Texting While Driving Laws Not Being Enforced: Survey

In at least a half a dozen states, there are fewer than 10 tickets being handed out a month. For example, in North Dakota, the Highway Patrol has only issued 117 citations since the law was enacted Aug. 1, 2011.
Texting While Driving Laws Not Being Enforced: Survey
Cars drive on Interstate 280 by a notification of a texting while driving law in San Francisco, Calif. on Dec. 29, 2008. A survey published May 5, 2013, shows many such laws in the United States are not being enforced. (Justin Sullivan/Getty Images)
Zachary Stieber
5/5/2013
Updated:
7/18/2015

Though laws against texting while driving are in 39 states and the District of Columbia, there’s little chance in most of these states of getting a ticket, according to a survey from USA TODAY.

In at least a half a dozen states, there are fewer than 10 tickets being handed out a month. For example, in North Dakota, the Highway Patrol has only issued 117 citations since the law was enacted Aug. 1, 2011.

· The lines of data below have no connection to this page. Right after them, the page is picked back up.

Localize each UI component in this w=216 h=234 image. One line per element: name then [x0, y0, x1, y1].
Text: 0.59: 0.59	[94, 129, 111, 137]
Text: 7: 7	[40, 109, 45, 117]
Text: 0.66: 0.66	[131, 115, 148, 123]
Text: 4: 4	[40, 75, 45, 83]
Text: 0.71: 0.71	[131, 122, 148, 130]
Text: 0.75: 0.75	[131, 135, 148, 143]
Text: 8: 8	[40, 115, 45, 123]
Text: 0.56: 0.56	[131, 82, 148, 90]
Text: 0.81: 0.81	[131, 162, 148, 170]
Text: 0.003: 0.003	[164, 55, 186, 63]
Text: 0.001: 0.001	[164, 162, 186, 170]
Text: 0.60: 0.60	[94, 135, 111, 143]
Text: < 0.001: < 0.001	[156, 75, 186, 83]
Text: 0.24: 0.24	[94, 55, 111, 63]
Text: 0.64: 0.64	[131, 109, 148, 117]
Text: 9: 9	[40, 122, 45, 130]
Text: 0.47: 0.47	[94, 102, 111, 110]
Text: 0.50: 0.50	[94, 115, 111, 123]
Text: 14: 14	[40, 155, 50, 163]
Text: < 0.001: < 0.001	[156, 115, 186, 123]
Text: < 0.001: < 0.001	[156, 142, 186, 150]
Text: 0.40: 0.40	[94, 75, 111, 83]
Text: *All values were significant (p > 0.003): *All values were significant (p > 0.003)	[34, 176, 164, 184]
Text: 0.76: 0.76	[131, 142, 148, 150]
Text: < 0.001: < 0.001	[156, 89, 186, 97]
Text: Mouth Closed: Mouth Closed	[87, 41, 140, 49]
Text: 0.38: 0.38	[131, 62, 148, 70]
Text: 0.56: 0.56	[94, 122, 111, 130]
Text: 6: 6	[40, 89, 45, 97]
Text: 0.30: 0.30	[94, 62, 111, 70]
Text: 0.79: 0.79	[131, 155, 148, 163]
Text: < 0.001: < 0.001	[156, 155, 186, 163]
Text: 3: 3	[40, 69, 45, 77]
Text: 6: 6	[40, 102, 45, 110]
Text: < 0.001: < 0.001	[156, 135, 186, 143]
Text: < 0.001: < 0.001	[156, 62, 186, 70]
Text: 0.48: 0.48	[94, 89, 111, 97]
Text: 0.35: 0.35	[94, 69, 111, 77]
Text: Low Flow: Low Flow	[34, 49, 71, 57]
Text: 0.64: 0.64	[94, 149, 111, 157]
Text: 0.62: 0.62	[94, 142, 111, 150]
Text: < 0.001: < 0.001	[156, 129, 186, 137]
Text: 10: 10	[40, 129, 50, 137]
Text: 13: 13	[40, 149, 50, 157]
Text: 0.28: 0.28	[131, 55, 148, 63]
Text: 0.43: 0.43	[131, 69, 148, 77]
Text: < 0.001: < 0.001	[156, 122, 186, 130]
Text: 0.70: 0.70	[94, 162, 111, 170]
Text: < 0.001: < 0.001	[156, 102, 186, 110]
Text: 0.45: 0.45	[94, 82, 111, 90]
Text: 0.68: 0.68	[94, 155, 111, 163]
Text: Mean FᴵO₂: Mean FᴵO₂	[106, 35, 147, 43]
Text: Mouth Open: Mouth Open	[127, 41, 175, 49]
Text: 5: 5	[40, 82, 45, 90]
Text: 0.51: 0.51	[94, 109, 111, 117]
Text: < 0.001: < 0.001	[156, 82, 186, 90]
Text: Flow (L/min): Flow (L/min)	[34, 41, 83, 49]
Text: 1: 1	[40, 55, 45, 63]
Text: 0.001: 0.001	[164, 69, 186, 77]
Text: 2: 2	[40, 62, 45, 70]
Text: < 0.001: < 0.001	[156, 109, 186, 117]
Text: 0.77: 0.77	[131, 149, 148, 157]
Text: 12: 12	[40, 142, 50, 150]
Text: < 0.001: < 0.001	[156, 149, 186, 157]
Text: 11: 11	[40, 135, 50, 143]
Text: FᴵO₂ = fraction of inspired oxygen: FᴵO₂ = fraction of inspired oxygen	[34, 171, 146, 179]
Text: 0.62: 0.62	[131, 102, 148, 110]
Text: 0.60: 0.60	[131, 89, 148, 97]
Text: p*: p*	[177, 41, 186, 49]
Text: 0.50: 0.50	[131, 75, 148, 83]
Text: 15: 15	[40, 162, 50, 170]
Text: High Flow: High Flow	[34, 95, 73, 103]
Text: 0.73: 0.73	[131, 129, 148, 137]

However, the statistics are not the complete picture, because they don’t count ticket by city and county police agencies, instead using those issued by state police or troopers. 

“No one seems to really know (how often police are writing texting citations),” says Peter Kissinger, president and CEO of AAA Foundation for Traffic Safety, which is in the middle of a major study to determine how many texting citations are issued annually.

Driving while texting is a big problem, in terms of danger. It’s six times more dangerous than driving while drunk, according to a study by David Hanson at the State University of New York. He cites a Harvard Center for Risk Analysis that puts over 3,000 deaths and 330,000 injuries per year on people driving while texting. 

“Research in Great Britain has found that texting behind the wheel is more dangerous than driving while intoxicated or under the influence of marijuana (cannibis),” he writes, citing the Transportation Research Laboratory. For example, the ability to keep a vehicle in a lane dropped by 91 percent for drivers who were texting, compared to 35 percent if they had been smoking marijuana. 

Over one-third of drivers polled in 2011 by HealthDay said they have sent or received text messages while driving, and 18 percent said they do it regularly. 

While state police and troopers are in some cases not giving out many tickets, the number of tickets given out typically grows by each year after a law is enacted. 

“The totals can sometimes be misleading,” says  Louisiana State Police Doug Cain, explaining that troopers sometimes cite texting drivers for some other offense, such as crossing the center line or speeding. “The number of citations may not be indicative of the actual traffic stops for texting while driving.”